Publisher: Northern Illinois University Press
Published: 2012-10-15
Total Pages: 357
ISBN-13: 1501756672
DOWNLOAD EBOOKWhen Atlanta enacted prohibition in 1885, it was the largest city in the United States to do so. A Most Stirring and Significant Episode examines the rise of temperance sentiment among freed African Americans that made this vote possible—as well as the forces that resulted in its 1887 reversal well before the 18th Amendment to the Constitution created a national prohibition in 1919. H. Paul Thompson Jr.'s research also sheds light on the profoundly religious nature of African American involvement in the temperance movement. Contrary to the prevalent depiction of that movement as being one predominantly led by white, female activists like Carrie Nation, Thompson reveals here that African Americans were central to the rise of prohibition in the south during the 1880s. As such, A Most Stirring and Significant Episode offers a new take on the proliferation of prohibition and will not only speak to scholars of prohibition in the US and beyond, but also to historians of religion and the African American experience.
Author: Ovid Ovid
Publisher: Harvard University Press
Published: 2011
Total Pages: 383
ISBN-13: 0674059042
DOWNLOAD EBOOKWidely praised for his translations of Boethius and Ariosto, esteemed translator David R. Slavitt here returns to Ovid, once again bringing to the contemporary ear the spirited, idiomatic, audacious charms of this master poet. The love here described is of the anguished, ruinous kind, like a sickness, and Ovid prescribes cures.
Author:
Publisher: Indiana University Press
Published: 2010-03-22
Total Pages: 377
ISBN-13: 025300389X
DOWNLOAD EBOOKAncient Greek Lyrics collects Willis Barnstone's elegant translations of Greek lyric poetry -- including the most complete Sappho in English, newly translated. This volume includes a representative sampling of all the significant poets, from Archilochos, in the 7th century BCE, through Pindar and the other great singers of the classical age, down to the Hellenistic, Roman, and Byzantine periods.
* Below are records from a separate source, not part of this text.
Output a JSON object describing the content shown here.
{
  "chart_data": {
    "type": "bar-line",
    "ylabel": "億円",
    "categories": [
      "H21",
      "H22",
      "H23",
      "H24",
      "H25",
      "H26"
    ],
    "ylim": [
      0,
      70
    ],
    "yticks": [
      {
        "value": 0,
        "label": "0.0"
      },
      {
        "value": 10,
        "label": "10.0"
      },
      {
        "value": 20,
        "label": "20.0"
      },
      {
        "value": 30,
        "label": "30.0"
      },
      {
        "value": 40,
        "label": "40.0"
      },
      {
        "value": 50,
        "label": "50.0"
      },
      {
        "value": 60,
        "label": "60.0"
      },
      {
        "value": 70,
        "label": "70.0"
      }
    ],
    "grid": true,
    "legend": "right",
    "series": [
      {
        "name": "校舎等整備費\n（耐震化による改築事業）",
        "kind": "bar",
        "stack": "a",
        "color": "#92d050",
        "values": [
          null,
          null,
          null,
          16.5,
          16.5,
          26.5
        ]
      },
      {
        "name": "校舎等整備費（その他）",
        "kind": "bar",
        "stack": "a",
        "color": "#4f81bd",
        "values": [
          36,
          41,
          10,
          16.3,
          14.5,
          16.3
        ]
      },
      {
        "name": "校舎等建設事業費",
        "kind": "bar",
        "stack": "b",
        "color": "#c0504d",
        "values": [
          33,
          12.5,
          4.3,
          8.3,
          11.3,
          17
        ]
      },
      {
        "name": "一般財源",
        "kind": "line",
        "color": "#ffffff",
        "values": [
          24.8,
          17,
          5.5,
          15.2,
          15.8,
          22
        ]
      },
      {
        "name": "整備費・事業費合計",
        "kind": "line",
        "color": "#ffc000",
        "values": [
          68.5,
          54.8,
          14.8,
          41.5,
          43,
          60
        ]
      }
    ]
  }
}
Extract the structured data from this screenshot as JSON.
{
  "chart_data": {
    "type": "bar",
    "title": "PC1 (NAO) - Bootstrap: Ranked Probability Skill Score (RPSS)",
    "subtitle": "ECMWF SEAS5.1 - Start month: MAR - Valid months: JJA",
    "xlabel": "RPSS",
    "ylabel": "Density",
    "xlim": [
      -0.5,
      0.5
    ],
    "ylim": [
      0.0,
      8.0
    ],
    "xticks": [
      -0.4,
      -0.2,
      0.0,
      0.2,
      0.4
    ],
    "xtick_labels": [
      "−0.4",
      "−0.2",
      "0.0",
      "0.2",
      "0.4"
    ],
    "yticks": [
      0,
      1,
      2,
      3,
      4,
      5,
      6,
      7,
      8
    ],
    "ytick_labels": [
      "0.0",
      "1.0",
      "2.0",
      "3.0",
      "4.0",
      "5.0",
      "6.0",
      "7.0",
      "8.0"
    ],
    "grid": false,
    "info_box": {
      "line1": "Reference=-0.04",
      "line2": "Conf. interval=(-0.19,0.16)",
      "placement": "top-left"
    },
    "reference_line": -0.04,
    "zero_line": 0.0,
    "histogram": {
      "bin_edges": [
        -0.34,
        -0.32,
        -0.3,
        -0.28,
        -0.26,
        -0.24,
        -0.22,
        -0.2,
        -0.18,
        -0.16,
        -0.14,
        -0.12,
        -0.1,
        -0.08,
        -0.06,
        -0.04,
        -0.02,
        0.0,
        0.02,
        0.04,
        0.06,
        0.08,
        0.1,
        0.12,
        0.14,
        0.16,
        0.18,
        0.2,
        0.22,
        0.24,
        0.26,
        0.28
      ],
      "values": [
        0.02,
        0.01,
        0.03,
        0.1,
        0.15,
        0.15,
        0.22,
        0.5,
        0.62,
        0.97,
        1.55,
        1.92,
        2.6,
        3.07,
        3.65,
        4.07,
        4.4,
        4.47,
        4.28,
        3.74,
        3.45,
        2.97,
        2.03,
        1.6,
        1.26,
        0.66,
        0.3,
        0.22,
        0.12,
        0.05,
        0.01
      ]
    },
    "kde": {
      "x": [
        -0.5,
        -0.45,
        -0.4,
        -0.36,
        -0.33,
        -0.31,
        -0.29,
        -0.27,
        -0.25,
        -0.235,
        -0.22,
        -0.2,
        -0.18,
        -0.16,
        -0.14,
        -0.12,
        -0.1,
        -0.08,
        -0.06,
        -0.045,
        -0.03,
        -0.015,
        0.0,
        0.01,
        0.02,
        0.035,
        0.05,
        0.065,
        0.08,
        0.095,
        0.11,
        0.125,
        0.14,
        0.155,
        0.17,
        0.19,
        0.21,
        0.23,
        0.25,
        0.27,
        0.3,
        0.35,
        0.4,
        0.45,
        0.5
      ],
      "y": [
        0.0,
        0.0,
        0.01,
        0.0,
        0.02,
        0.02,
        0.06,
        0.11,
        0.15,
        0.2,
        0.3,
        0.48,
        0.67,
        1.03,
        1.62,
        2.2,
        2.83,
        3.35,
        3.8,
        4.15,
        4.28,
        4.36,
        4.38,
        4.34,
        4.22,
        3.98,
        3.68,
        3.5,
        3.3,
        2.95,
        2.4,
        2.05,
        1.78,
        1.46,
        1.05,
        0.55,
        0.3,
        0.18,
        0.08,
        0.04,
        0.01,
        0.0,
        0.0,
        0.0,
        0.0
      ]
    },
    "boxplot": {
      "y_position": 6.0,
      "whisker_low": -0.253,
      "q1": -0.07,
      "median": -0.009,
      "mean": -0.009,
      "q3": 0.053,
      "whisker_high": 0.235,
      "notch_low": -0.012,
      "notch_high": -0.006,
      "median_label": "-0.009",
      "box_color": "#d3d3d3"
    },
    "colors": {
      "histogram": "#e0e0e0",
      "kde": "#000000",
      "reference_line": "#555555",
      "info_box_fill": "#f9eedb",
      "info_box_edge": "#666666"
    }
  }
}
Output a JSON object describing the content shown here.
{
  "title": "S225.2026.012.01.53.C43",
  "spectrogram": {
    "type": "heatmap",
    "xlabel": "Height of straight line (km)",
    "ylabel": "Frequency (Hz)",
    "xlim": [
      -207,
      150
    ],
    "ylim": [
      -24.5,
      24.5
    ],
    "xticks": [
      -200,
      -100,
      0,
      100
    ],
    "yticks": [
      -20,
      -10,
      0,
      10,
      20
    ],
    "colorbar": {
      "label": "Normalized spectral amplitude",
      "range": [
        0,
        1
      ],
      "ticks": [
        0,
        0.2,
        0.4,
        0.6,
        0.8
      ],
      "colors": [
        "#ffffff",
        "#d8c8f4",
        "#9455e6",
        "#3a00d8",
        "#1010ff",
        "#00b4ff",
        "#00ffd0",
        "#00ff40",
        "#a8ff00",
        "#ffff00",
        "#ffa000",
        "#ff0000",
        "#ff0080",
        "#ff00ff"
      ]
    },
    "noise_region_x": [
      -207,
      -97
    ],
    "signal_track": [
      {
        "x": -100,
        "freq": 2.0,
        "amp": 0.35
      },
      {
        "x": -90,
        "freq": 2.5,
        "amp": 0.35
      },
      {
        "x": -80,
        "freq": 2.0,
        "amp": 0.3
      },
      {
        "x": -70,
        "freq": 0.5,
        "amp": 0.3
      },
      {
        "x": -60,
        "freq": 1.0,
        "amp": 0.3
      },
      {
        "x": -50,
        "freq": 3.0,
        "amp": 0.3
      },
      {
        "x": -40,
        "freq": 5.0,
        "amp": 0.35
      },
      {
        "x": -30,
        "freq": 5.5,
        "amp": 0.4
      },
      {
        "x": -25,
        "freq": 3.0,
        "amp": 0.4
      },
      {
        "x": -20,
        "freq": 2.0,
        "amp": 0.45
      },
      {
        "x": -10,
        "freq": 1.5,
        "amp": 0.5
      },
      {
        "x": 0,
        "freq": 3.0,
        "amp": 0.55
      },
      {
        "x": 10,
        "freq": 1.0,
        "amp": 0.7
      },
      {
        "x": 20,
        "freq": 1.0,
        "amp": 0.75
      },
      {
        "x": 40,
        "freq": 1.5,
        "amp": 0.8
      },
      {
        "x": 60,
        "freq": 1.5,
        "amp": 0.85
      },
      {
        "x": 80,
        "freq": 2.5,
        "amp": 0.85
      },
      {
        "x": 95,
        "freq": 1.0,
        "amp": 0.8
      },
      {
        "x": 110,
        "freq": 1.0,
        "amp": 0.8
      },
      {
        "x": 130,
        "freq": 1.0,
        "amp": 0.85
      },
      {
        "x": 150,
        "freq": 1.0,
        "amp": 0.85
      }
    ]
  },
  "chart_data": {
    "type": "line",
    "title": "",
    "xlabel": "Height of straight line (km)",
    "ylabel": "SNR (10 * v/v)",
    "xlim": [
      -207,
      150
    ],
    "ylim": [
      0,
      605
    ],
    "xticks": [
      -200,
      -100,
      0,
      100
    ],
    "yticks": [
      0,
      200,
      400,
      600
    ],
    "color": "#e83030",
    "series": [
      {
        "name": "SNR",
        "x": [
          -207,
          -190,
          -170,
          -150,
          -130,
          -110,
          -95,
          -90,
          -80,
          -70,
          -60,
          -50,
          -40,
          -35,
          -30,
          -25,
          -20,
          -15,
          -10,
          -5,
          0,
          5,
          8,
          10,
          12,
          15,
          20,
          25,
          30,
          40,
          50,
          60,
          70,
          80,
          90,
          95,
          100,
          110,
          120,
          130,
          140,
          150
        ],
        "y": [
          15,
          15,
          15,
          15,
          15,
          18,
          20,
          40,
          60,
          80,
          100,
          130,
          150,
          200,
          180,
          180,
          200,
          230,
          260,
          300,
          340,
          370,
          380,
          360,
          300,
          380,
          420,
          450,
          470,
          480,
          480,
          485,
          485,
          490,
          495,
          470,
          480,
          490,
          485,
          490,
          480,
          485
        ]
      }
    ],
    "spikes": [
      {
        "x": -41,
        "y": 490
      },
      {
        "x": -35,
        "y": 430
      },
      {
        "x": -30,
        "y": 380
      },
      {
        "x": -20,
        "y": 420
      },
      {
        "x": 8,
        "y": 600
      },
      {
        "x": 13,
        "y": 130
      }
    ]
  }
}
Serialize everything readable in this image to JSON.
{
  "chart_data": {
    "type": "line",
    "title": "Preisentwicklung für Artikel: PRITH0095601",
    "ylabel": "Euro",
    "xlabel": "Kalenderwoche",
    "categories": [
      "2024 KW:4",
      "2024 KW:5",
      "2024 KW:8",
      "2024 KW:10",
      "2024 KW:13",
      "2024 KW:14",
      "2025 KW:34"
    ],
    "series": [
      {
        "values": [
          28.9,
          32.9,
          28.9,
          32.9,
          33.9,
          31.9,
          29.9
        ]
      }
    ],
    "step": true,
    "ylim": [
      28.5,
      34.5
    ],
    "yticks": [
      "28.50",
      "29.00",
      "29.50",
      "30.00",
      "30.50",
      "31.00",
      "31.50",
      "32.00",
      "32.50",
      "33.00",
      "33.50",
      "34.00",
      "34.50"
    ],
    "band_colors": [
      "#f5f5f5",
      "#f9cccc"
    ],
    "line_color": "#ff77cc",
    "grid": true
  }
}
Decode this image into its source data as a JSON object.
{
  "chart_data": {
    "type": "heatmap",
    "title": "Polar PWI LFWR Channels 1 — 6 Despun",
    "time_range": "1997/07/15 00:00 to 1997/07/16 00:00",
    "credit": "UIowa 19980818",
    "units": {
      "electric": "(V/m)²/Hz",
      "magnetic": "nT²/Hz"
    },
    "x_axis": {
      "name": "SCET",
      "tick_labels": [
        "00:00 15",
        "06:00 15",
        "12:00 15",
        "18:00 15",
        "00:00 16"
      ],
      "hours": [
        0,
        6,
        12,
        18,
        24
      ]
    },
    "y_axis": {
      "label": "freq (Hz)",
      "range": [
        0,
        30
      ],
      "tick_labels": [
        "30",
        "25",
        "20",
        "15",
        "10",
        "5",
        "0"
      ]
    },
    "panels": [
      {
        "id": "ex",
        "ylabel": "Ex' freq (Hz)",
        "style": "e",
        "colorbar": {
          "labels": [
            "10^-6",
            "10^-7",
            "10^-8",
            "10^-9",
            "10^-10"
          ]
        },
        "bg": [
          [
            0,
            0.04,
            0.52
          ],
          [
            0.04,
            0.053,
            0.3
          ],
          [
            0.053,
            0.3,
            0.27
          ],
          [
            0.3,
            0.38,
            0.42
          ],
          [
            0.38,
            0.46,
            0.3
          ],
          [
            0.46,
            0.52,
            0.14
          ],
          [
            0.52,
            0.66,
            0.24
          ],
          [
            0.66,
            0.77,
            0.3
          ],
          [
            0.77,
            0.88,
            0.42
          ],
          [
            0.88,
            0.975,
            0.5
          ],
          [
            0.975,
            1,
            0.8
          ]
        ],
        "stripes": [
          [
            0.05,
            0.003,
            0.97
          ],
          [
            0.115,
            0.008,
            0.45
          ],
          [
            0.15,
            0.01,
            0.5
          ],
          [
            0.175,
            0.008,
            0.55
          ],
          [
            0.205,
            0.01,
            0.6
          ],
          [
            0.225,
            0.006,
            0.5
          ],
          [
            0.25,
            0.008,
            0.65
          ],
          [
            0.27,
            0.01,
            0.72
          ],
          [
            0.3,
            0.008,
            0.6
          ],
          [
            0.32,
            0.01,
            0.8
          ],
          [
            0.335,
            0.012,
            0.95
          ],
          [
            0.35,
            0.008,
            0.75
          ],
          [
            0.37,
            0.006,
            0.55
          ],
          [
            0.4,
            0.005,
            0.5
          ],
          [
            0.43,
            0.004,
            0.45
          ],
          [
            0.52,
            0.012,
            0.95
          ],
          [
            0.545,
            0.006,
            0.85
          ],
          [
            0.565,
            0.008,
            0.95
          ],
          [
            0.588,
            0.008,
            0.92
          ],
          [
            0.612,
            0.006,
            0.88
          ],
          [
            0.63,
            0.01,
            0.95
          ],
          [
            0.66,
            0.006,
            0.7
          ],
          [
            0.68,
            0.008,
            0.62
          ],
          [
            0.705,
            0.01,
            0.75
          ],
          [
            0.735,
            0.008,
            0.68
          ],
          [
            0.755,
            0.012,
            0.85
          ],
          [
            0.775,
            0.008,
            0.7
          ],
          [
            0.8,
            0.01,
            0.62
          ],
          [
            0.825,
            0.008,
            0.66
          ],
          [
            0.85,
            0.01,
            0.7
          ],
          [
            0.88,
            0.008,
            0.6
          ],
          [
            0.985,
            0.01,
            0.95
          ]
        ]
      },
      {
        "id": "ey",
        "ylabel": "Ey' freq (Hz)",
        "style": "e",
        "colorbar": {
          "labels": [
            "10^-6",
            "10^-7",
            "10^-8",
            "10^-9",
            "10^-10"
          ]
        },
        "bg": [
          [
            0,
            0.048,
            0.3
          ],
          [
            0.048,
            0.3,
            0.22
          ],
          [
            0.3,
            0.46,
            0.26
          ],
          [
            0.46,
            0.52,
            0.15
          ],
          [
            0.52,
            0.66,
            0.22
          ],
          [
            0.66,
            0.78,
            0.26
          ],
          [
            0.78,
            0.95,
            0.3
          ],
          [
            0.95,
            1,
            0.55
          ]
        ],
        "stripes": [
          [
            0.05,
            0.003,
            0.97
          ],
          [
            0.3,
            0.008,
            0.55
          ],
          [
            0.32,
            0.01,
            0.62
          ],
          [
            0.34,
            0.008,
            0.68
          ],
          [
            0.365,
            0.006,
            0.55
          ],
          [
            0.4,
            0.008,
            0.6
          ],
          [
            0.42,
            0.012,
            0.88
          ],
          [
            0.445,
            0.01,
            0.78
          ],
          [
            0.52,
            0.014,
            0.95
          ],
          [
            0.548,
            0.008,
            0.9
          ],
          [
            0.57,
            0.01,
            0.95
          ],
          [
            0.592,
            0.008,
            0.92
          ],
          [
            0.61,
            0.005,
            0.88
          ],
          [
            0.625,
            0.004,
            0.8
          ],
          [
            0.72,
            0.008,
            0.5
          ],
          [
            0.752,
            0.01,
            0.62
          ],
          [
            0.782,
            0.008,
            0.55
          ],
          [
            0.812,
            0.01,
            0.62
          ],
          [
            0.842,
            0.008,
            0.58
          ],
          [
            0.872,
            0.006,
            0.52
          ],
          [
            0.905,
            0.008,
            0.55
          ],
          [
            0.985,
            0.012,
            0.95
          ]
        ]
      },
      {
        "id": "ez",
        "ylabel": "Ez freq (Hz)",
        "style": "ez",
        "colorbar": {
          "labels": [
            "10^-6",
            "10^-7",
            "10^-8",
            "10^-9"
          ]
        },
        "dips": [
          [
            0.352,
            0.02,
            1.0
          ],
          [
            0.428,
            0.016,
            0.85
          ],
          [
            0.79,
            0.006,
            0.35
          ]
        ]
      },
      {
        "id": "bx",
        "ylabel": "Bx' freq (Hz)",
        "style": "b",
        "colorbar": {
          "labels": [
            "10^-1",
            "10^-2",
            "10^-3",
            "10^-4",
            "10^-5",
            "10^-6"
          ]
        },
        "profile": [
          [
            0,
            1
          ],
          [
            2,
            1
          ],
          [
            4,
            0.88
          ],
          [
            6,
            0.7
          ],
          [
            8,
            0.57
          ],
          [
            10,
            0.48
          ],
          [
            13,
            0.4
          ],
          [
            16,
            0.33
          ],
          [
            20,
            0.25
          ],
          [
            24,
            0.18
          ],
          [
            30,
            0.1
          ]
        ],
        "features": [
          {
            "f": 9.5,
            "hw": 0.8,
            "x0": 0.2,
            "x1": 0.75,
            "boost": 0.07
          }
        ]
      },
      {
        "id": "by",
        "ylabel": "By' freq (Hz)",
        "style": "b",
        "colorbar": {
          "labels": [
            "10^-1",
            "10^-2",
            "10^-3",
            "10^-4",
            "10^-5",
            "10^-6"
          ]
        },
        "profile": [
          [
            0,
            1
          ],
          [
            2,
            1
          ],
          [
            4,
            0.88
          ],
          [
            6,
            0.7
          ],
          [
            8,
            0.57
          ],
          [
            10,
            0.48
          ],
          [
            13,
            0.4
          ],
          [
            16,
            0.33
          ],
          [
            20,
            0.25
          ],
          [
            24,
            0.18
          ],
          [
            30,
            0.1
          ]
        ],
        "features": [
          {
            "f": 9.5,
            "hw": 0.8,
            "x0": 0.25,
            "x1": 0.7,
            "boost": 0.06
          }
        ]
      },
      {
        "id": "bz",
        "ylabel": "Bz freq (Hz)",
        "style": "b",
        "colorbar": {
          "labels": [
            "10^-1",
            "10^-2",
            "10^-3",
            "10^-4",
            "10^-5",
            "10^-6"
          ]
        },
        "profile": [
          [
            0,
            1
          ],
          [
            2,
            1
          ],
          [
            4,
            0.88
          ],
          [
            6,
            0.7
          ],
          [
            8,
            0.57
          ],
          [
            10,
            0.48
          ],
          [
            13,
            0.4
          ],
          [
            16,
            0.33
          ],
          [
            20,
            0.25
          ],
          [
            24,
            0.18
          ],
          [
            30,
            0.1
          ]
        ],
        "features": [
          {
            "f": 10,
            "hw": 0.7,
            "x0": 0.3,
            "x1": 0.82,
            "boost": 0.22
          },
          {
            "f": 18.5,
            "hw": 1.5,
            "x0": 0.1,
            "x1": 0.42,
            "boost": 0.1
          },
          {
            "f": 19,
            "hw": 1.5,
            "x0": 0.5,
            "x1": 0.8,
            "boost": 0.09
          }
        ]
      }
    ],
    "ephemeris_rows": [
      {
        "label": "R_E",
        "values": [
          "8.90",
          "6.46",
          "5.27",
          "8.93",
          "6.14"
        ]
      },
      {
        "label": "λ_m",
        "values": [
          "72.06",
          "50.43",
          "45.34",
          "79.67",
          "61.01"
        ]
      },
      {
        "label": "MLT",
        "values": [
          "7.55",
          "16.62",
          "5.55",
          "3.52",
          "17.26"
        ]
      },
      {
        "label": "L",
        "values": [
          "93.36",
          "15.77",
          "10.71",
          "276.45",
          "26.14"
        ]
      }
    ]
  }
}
William E. McCulloh's introduction illuminates the forms and development of the Greek lyric while Barnstone provides a brief biographical and literary sketch for each poet and adds a substantial introduction to Sappho -- revised for this edition -- complete with notes and sources. A glossary and updated bibliography are included.
Author: Leonard Fox
Publisher: Associated University Presse
Published: 1988
Total Pages: 226
ISBN-13: 9780838751169
DOWNLOAD EBOOKThis collection represents the first complete study of the Jew's harp -- its history, use, playing techniques, and manufacture -- richly supplemented with biographies of virtuosi of the instrument, a geo-linguistic survey of terms, data on composed music, and a bibliographical and discographical essay with numerous musical examples. Illustrated.